To address the insufficient interpretability of deepfake detection amid the proliferation of AI-generated images, this paper proposes a novel, training-free visual question answering (VQA)-based detection paradigm. Methodologically, it synergistically integrates the fine-grained visual perception capability of large vision-language models (LVLMs) with the semantic reasoning power of large language models (LLMs), reframing binary authenticity classification as a joint question-answering task: “Is the image authentic, and what are the specific forensic artifacts?” This yields simultaneous outputs—binary authenticity decisions and artifact-level, human-interpretable explanations. Evaluated across multiple challenging benchmarks, the approach achieves high detection accuracy while substantially improving explanation fidelity, without requiring model fine-tuning or additional labeled data. Consequently, it enhances user trust and comprehension of detection outcomes.
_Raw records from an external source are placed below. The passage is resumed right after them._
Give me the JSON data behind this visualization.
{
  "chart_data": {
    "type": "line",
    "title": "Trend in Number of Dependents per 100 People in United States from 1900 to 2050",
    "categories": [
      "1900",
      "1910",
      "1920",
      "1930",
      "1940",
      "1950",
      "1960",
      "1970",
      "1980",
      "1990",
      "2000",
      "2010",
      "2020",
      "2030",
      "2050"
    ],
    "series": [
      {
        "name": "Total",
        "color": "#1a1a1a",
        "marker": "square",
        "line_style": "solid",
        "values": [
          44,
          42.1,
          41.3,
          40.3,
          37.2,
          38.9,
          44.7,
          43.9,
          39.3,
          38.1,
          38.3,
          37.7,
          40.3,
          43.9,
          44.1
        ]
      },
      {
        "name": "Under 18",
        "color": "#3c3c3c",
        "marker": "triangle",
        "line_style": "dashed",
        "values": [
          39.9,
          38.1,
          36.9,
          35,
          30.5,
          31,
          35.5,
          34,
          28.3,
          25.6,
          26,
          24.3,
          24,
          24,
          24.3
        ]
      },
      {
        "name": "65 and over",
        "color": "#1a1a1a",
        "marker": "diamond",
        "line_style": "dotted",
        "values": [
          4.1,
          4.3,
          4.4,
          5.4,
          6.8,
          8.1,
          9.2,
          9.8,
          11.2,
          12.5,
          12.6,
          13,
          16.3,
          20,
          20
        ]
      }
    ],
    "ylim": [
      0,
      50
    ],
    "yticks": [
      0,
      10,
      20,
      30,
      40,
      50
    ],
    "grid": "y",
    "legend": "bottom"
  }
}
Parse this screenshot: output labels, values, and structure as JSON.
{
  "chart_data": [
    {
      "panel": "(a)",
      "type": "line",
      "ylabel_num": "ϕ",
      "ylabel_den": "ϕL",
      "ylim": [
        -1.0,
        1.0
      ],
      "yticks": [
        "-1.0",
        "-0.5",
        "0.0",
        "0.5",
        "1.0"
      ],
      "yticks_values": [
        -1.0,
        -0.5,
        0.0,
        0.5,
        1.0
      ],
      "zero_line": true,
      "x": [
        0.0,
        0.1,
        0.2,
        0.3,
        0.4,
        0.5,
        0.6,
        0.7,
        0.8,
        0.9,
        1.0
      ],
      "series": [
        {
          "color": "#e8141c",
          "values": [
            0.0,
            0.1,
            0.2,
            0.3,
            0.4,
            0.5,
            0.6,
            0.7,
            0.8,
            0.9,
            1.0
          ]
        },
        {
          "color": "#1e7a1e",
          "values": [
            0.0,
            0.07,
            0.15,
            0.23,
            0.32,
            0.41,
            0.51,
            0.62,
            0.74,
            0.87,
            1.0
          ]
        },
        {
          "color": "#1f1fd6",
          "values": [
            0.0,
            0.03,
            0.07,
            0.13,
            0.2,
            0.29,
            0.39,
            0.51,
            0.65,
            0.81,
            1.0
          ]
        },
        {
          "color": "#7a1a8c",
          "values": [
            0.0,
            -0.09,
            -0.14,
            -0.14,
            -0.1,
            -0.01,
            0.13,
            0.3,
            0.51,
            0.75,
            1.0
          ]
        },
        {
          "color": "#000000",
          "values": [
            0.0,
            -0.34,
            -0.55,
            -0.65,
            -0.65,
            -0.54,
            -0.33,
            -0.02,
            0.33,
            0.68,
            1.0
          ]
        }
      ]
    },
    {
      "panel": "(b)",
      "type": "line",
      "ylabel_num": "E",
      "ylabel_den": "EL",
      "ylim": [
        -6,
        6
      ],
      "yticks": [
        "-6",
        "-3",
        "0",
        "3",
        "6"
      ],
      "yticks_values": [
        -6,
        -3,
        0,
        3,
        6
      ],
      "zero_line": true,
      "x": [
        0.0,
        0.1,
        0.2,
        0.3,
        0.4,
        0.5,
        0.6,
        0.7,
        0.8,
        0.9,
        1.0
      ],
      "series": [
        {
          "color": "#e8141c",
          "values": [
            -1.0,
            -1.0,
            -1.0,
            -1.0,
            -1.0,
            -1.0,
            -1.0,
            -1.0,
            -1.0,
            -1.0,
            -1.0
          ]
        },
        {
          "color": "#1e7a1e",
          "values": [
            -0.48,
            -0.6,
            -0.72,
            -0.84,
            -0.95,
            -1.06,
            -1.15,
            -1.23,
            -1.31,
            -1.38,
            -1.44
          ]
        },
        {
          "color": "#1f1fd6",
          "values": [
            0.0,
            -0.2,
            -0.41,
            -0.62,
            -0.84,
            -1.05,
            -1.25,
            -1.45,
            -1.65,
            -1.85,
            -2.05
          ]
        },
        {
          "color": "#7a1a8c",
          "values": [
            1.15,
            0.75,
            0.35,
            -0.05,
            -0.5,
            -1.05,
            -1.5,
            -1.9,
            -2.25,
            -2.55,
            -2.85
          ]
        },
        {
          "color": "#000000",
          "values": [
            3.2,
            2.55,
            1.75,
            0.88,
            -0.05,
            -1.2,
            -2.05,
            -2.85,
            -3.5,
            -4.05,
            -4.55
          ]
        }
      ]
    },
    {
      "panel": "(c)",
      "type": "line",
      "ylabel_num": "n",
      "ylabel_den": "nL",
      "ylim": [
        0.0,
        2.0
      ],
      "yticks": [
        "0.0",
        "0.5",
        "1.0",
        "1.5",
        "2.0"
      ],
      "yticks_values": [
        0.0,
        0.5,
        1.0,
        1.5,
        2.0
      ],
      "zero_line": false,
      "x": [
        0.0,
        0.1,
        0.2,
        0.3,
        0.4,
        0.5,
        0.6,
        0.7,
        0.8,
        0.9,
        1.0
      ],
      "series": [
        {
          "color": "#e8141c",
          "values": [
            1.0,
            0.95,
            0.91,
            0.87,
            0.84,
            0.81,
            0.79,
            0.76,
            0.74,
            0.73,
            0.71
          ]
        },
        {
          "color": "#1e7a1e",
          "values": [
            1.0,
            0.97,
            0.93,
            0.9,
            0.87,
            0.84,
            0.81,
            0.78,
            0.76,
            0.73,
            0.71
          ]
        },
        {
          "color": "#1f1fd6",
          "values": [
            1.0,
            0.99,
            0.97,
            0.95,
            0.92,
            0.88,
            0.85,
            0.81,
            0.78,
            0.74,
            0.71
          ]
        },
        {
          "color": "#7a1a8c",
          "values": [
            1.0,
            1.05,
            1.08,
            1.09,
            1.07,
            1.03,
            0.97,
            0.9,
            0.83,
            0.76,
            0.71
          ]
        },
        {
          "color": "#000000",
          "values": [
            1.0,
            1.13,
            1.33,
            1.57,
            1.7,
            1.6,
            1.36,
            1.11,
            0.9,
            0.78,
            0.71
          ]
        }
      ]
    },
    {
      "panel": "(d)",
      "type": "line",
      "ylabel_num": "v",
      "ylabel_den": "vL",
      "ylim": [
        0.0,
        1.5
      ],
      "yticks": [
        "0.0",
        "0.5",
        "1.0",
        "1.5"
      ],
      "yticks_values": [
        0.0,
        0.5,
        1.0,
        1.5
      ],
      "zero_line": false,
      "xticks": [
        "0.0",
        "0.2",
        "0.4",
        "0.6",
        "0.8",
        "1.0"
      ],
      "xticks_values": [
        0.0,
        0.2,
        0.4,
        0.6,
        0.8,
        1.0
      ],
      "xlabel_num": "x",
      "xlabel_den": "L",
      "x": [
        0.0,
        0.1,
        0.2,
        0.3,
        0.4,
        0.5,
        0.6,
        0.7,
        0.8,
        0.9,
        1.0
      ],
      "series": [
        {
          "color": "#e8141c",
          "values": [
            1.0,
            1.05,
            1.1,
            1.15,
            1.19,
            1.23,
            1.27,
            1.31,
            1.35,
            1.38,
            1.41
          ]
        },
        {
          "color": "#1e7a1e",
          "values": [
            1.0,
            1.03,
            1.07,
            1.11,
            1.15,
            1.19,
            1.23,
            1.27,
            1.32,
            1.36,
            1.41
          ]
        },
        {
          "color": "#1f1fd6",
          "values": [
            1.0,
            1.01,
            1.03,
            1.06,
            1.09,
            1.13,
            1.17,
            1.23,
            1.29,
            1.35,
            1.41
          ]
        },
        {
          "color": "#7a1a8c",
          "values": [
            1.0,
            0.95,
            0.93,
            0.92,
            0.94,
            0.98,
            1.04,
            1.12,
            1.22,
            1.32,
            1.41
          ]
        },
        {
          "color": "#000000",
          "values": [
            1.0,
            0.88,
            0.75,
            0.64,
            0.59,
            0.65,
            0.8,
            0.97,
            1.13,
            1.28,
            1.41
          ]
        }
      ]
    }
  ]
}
The proliferation of synthetic images generated by advanced AI models poses significant challenges in identifying and understanding manipulated visual content. Current fake image detection methods predominantly rely on binary classification models that focus on accuracy while often neglecting interpretability, leaving users without clear insights into why an image is deemed real or fake. To bridge this gap, we introduce TruthLens, a novel training-free framework that reimagines deepfake detection as a visual question-answering (VQA) task. TruthLens utilizes state-of-the-art large vision-language models (LVLMs) to observe and describe visual artifacts and combines this with the reasoning capabilities of large language models (LLMs) like GPT-4 to analyze and aggregate evidence into informed decisions. By adopting a multimodal approach, TruthLens seamlessly integrates visual and semantic reasoning to not only classify images as real or fake but also provide interpretable explanations for its decisions. This transparency enhances trust and provides valuable insights into the artifacts that signal synthetic content. Extensive evaluations demonstrate that TruthLens outperforms conventional methods, achieving high accuracy on challenging datasets while maintaining a strong emphasis on explainability. By reframing deepfake detection as a reasoning-driven process, TruthLens establishes a new paradigm in combating synthetic media, combining cutting-edge performance with interpretability to address the growing threats of visual disinformation.